Arlington (Virginia US), Oct.13 : Republican presidential nominee John McCain vowed to 'whip' Democratic nominee Barack Obama's 'a..' in the final televised presidential debate this Wednesday.
According to FOXNews.com, McCain's pledge has sent shivers down the spines of some Republicans who find the racially charged verb may be used against the candidate.
Addressing several dozen volunteers at his campaign headquarters outside Washington, McCain promised some of his signature "straight talk" about the state of the race, and went on to acknowledge his drop in the polls.
National and many battleground state polls have shown him trailing Obama amid the deepening market crisis.
"We're a couple points down, OK, nationally, but we're right in this game.
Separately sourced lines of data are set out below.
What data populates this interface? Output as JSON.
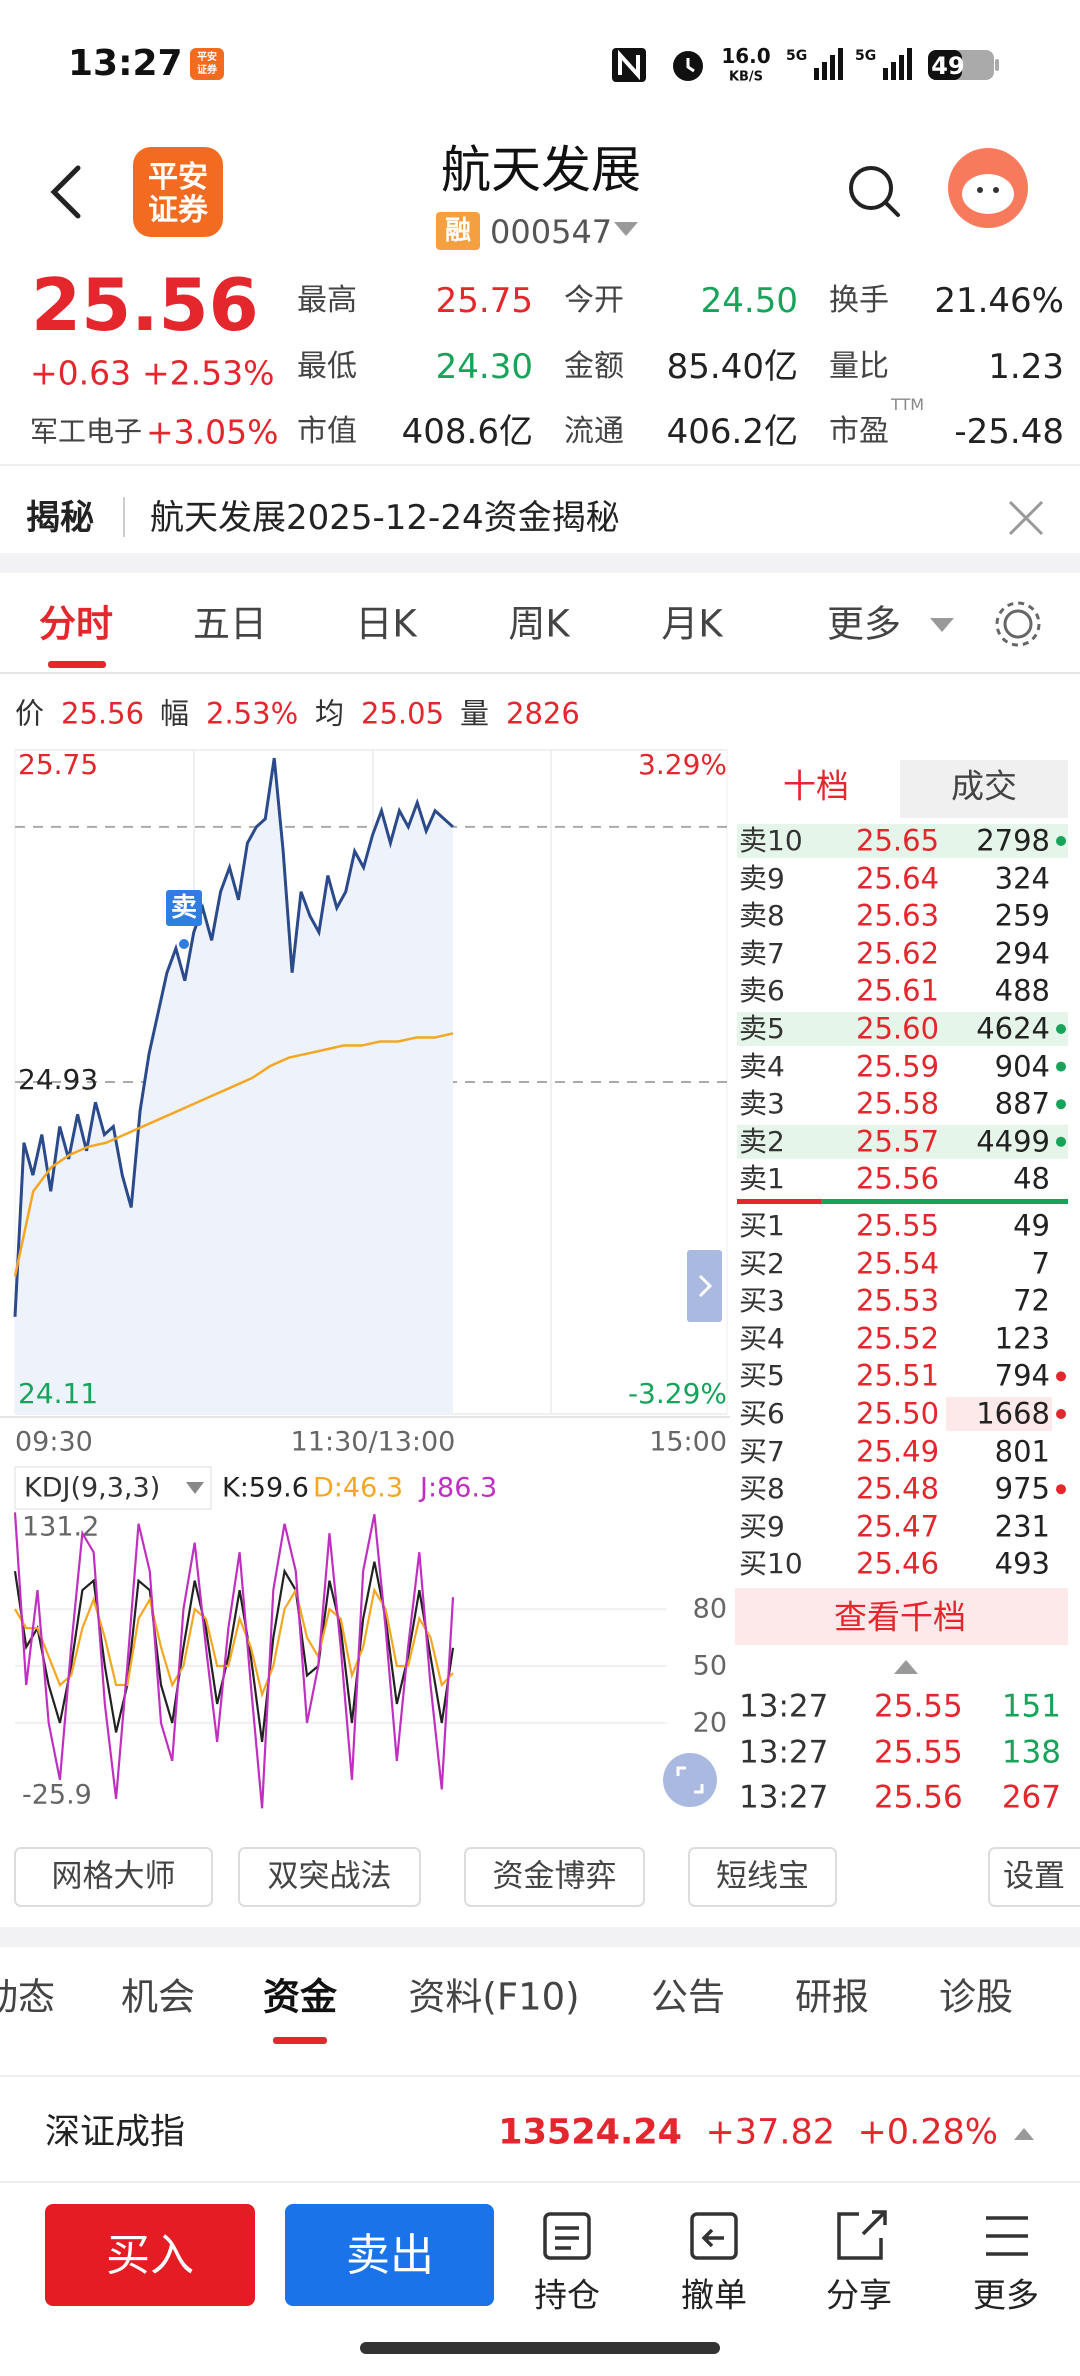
{
  "status_bar": {
    "time": "13:27",
    "app_icon": [
      "平安",
      "证券"
    ],
    "speed": "16.0",
    "speed_unit": "KB/S",
    "sim1": "5G",
    "sim2": "5G",
    "battery": "49"
  },
  "header": {
    "logo": [
      "平安",
      "证券"
    ],
    "title": "航天发展",
    "badge": "融",
    "code": "000547"
  },
  "quote": {
    "price": "25.56",
    "change": "+0.63",
    "change_pct": "+2.53%",
    "sector": "军工电子",
    "sector_pct": "+3.05%",
    "stats": [
      {
        "label": "最高",
        "value": "25.75",
        "color": "#e4262d"
      },
      {
        "label": "今开",
        "value": "24.50",
        "color": "#17a35a"
      },
      {
        "label": "换手",
        "value": "21.46%",
        "color": "#222222"
      },
      {
        "label": "最低",
        "value": "24.30",
        "color": "#17a35a"
      },
      {
        "label": "金额",
        "value": "85.40亿",
        "color": "#222222"
      },
      {
        "label": "量比",
        "value": "1.23",
        "color": "#222222"
      },
      {
        "label": "市值",
        "value": "408.6亿",
        "color": "#222222"
      },
      {
        "label": "流通",
        "value": "406.2亿",
        "color": "#222222"
      },
      {
        "label": "市盈",
        "value": "-25.48",
        "note": "TTM",
        "color": "#222222"
      }
    ]
  },
  "notice": {
    "tag": "揭秘",
    "text": "航天发展2025-12-24资金揭秘"
  },
  "tabs": {
    "items": [
      "分时",
      "五日",
      "日K",
      "周K",
      "月K",
      "更多"
    ],
    "active": 0
  },
  "info": [
    {
      "label": "价",
      "value": "25.56"
    },
    {
      "label": "幅",
      "value": "2.53%"
    },
    {
      "label": "均",
      "value": "25.05"
    },
    {
      "label": "量",
      "value": "2826"
    }
  ],
  "intraday": {
    "ylim": [
      24.11,
      25.75
    ],
    "yticks": [
      24.11,
      24.93,
      25.75
    ],
    "prev_close": 24.93,
    "current": 25.56,
    "pct_labels": [
      "3.29%",
      "-3.29%"
    ],
    "xlabels": [
      "09:30",
      "11:30/13:00",
      "15:00"
    ],
    "sell_marker": "卖",
    "price": {
      "color": "#2b4a8b",
      "values": [
        24.35,
        24.78,
        24.7,
        24.8,
        24.66,
        24.82,
        24.74,
        24.85,
        24.76,
        24.88,
        24.8,
        24.82,
        24.7,
        24.62,
        24.86,
        25.0,
        25.1,
        25.2,
        25.26,
        25.18,
        25.3,
        25.36,
        25.28,
        25.4,
        25.46,
        25.38,
        25.52,
        25.56,
        25.58,
        25.73,
        25.5,
        25.2,
        25.4,
        25.34,
        25.3,
        25.44,
        25.36,
        25.4,
        25.5,
        25.46,
        25.54,
        25.6,
        25.52,
        25.6,
        25.56,
        25.62,
        25.55,
        25.6,
        25.58,
        25.56
      ]
    },
    "avg": {
      "color": "#f5a623",
      "values": [
        24.45,
        24.66,
        24.72,
        24.75,
        24.77,
        24.78,
        24.8,
        24.82,
        24.84,
        24.86,
        24.88,
        24.9,
        24.92,
        24.94,
        24.97,
        24.99,
        25.0,
        25.01,
        25.02,
        25.02,
        25.03,
        25.03,
        25.04,
        25.04,
        25.05
      ]
    }
  },
  "kdj": {
    "label": "KDJ(9,3,3)",
    "ylim": [
      -25.9,
      131.2
    ],
    "yticks": [
      20,
      50,
      80
    ],
    "series": [
      {
        "label": "K:59.6",
        "color": "#222222",
        "values": [
          100,
          60,
          70,
          40,
          20,
          50,
          90,
          95,
          50,
          15,
          40,
          95,
          90,
          40,
          20,
          60,
          95,
          70,
          30,
          55,
          90,
          55,
          10,
          65,
          100,
          90,
          45,
          50,
          95,
          70,
          20,
          75,
          105,
          75,
          30,
          55,
          90,
          55,
          20,
          59.6
        ]
      },
      {
        "label": "D:46.3",
        "color": "#f5a623",
        "values": [
          80,
          70,
          70,
          55,
          40,
          45,
          70,
          85,
          65,
          40,
          40,
          75,
          85,
          60,
          40,
          50,
          80,
          75,
          50,
          50,
          75,
          60,
          35,
          50,
          80,
          90,
          65,
          55,
          80,
          75,
          45,
          60,
          90,
          80,
          50,
          50,
          75,
          65,
          40,
          46.3
        ]
      },
      {
        "label": "J:86.3",
        "color": "#c030c0",
        "values": [
          131,
          40,
          90,
          20,
          -10,
          60,
          120,
          110,
          30,
          -20,
          50,
          125,
          100,
          20,
          0,
          80,
          115,
          60,
          10,
          70,
          110,
          40,
          -25,
          90,
          125,
          100,
          20,
          50,
          120,
          60,
          -10,
          100,
          130,
          70,
          0,
          60,
          110,
          40,
          -15,
          86.3
        ]
      }
    ]
  },
  "order_book": {
    "tabs": [
      "十档",
      "成交"
    ],
    "asks": [
      {
        "label": "卖10",
        "price": "25.65",
        "volume": 2798,
        "dot": "#17a35a",
        "highlight": true
      },
      {
        "label": "卖9",
        "price": "25.64",
        "volume": 324
      },
      {
        "label": "卖8",
        "price": "25.63",
        "volume": 259
      },
      {
        "label": "卖7",
        "price": "25.62",
        "volume": 294
      },
      {
        "label": "卖6",
        "price": "25.61",
        "volume": 488
      },
      {
        "label": "卖5",
        "price": "25.60",
        "volume": 4624,
        "dot": "#17a35a",
        "highlight": true
      },
      {
        "label": "卖4",
        "price": "25.59",
        "volume": 904,
        "dot": "#17a35a"
      },
      {
        "label": "卖3",
        "price": "25.58",
        "volume": 887,
        "dot": "#17a35a"
      },
      {
        "label": "卖2",
        "price": "25.57",
        "volume": 4499,
        "dot": "#17a35a",
        "highlight": true
      },
      {
        "label": "卖1",
        "price": "25.56",
        "volume": 48
      }
    ],
    "bids": [
      {
        "label": "买1",
        "price": "25.55",
        "volume": 49
      },
      {
        "label": "买2",
        "price": "25.54",
        "volume": 7
      },
      {
        "label": "买3",
        "price": "25.53",
        "volume": 72
      },
      {
        "label": "买4",
        "price": "25.52",
        "volume": 123
      },
      {
        "label": "买5",
        "price": "25.51",
        "volume": 794,
        "dot": "#e4262d"
      },
      {
        "label": "买6",
        "price": "25.50",
        "volume": 1668,
        "dot": "#e4262d",
        "highlight": true
      },
      {
        "label": "买7",
        "price": "25.49",
        "volume": 801
      },
      {
        "label": "买8",
        "price": "25.48",
        "volume": 975,
        "dot": "#e4262d"
      },
      {
        "label": "买9",
        "price": "25.47",
        "volume": 231
      },
      {
        "label": "买10",
        "price": "25.46",
        "volume": 493
      }
    ],
    "view_more": "查看千档",
    "trades": [
      {
        "time": "13:27",
        "price": "25.55",
        "volume": 151,
        "color": "#17a35a"
      },
      {
        "time": "13:27",
        "price": "25.55",
        "volume": 138,
        "color": "#17a35a"
      },
      {
        "time": "13:27",
        "price": "25.56",
        "volume": 267,
        "color": "#e4262d"
      }
    ]
  },
  "tools": {
    "items": [
      "网格大师",
      "双突战法",
      "资金博弈",
      "短线宝"
    ],
    "settings": "设置"
  },
  "sub_tabs": {
    "items": [
      "动态",
      "机会",
      "资金",
      "资料(F10)",
      "公告",
      "研报",
      "诊股"
    ],
    "active": 2
  },
  "index": {
    "name": "深证成指",
    "value": "13524.24",
    "change": "+37.82",
    "change_pct": "+0.28%"
  },
  "bottom_bar": {
    "buy": "买入",
    "sell": "卖出",
    "actions": [
      "持仓",
      "撤单",
      "分享",
      "更多"
    ]
  }
}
The economy has hurt us a little bit in the last week or two, but in the last few days we've seen it come back up because they want experience, they want knowledge and they want vision. We'll give that to America," McCain said in Arlington, Virginia.
McCain said he and running mate Sarah Palin would continue campaigning hard in the three weeks left before Election Day, in places like Ohio, Pennsylvania, New Mexico, Nevada and Colorado.
The two planned a joint appearance Monday in Virginia, a Republican stronghold turned battleground this time.
"We're going to spend a lot of time and after I whip his you-know-what in this debate, we're going to be going out 24/7," McCain said.
The two men will debate Wednesday at Hofstra University on Long Island, New York. CBS News anchor Bob Schieffer will moderate the 90-minute forum.
Meanwhile, top advisers say McCain is weighing new economic proposals to help the nation weather the financial crisis. The Arizona senator refused to answer a reporter's question Sunday about what plans he might be considering
McCain already has laid out proposals to address the crisis, including a 300 billion dollar plan for the federal government to buy distressed mortgages and renegotiate them at a reduced price.
The Arizona senator has said his plan is necessary to get thousands of bad mortgages off the books in order to stabilize home values and open up credit. But critics said the plan would do little more than reward financial institutions that made the bad loans to in the first place.
Obama also has offered plans to address the fiscal crisis but nothing as sweeping or controversial as McCain's mortgage proposal.
Aides said Obama also wants to extend the Small Business Administration's disaster loan program to help small businesses that cannot access other sources of capital, as well as eliminate fees on SBA loan guarantees and increase the size of loans that could be covered. They put the cost at five billion dollars.